9 Şubat 2015 Pazartesi

Whiplash

   The Talented Mr. Ripley'den beri bir filmde caz'a bu kadar doymamıştım. Filmdeki müzikler o kadar iyiydi ki kendinizi filmin içinde buluyorsunuz bir anda. Davulcu kardeşimizin amatörlüğünü bir kenara koyarsak eğer, güzel filmdi efendim.

                      

   Filmin kısa filmden uzun metraja çevrilmesi sanırım eleştirilerin temelindeki olay. Geçiş sürecinde aynı hikaye sadece uzatılmış gibiydi.
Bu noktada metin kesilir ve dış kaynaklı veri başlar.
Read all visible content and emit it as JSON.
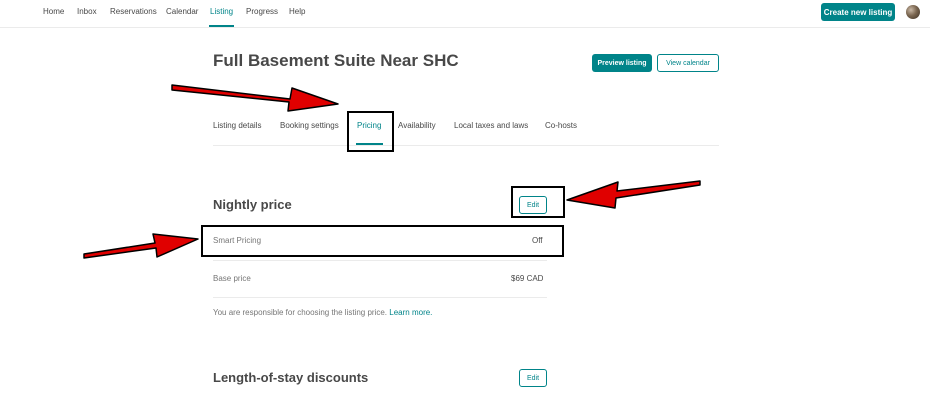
{
  "nav": {
    "items": [
      {
        "label": "Home"
      },
      {
        "label": "Inbox"
      },
      {
        "label": "Reservations"
      },
      {
        "label": "Calendar"
      },
      {
        "label": "Listing"
      },
      {
        "label": "Progress"
      },
      {
        "label": "Help"
      }
    ],
    "active": "Listing",
    "create_label": "Create new listing"
  },
  "listing": {
    "title": "Full Basement Suite Near SHC",
    "preview_label": "Preview listing",
    "calendar_label": "View calendar"
  },
  "tabs": {
    "items": [
      {
        "label": "Listing details"
      },
      {
        "label": "Booking settings"
      },
      {
        "label": "Pricing"
      },
      {
        "label": "Availability"
      },
      {
        "label": "Local taxes and laws"
      },
      {
        "label": "Co-hosts"
      }
    ],
    "active": "Pricing"
  },
  "nightly": {
    "title": "Nightly price",
    "edit_label": "Edit",
    "smart_pricing_label": "Smart Pricing",
    "smart_pricing_value": "Off",
    "base_price_label": "Base price",
    "base_price_value": "$69 CAD",
    "note_text": "You are responsible for choosing the listing price.",
    "note_link": "Learn more."
  },
  "los": {
    "title": "Length-of-stay discounts",
    "edit_label": "Edit"
  },
  "colors": {
    "accent": "#008489",
    "annotation_arrow": "#e00000",
    "annotation_box": "#000000"
  }
}
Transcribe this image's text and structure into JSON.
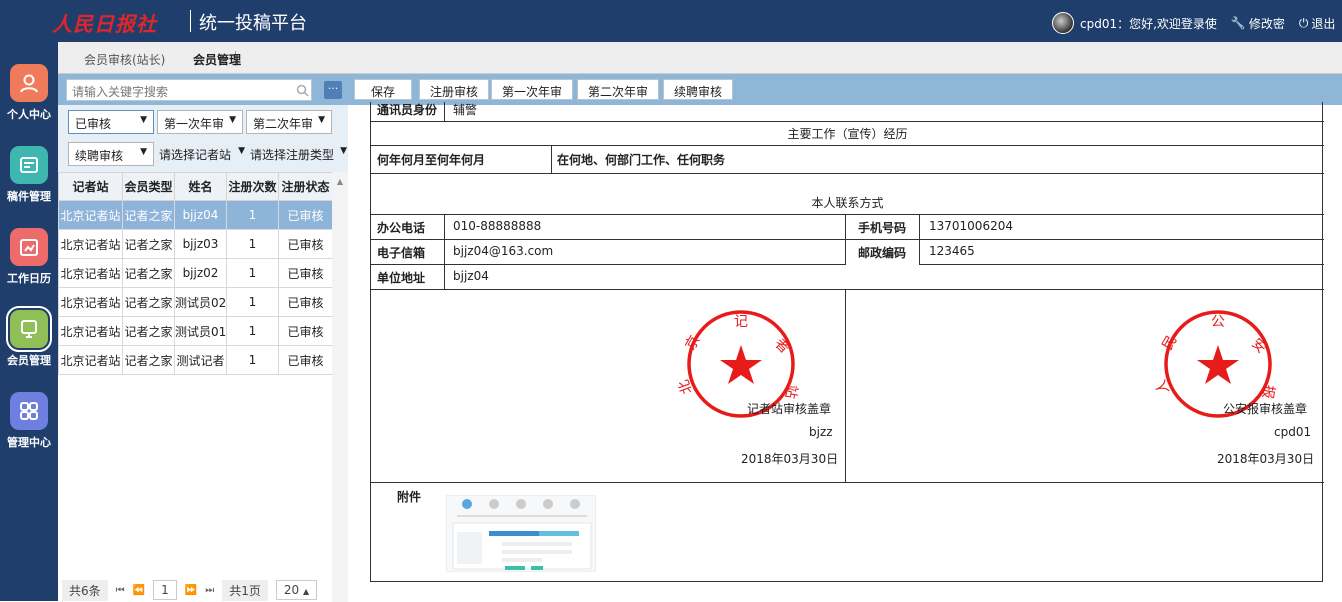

Hikayeye derinlik katılmalıydı ama yapılmamış. Davulcu arkadaşın özellikle ailesi ve kız arkadaşıyla ilişkisi daha derinlemesine incelenseydi ortaya daha mükemmel bir şey çıkabilirdi. O kısmın hikayesi güzeldi fakat sadece hafif bir değinme yetmedi tabi. 

                      

   Sizin bir filmden beklentiniz nedir bilmiyorum ama eksiklikleri rağmen 2 saatlik güzel bir film. IMDb puanı yakında biraz düşüp 7 seviyesine gelecektir ayırca.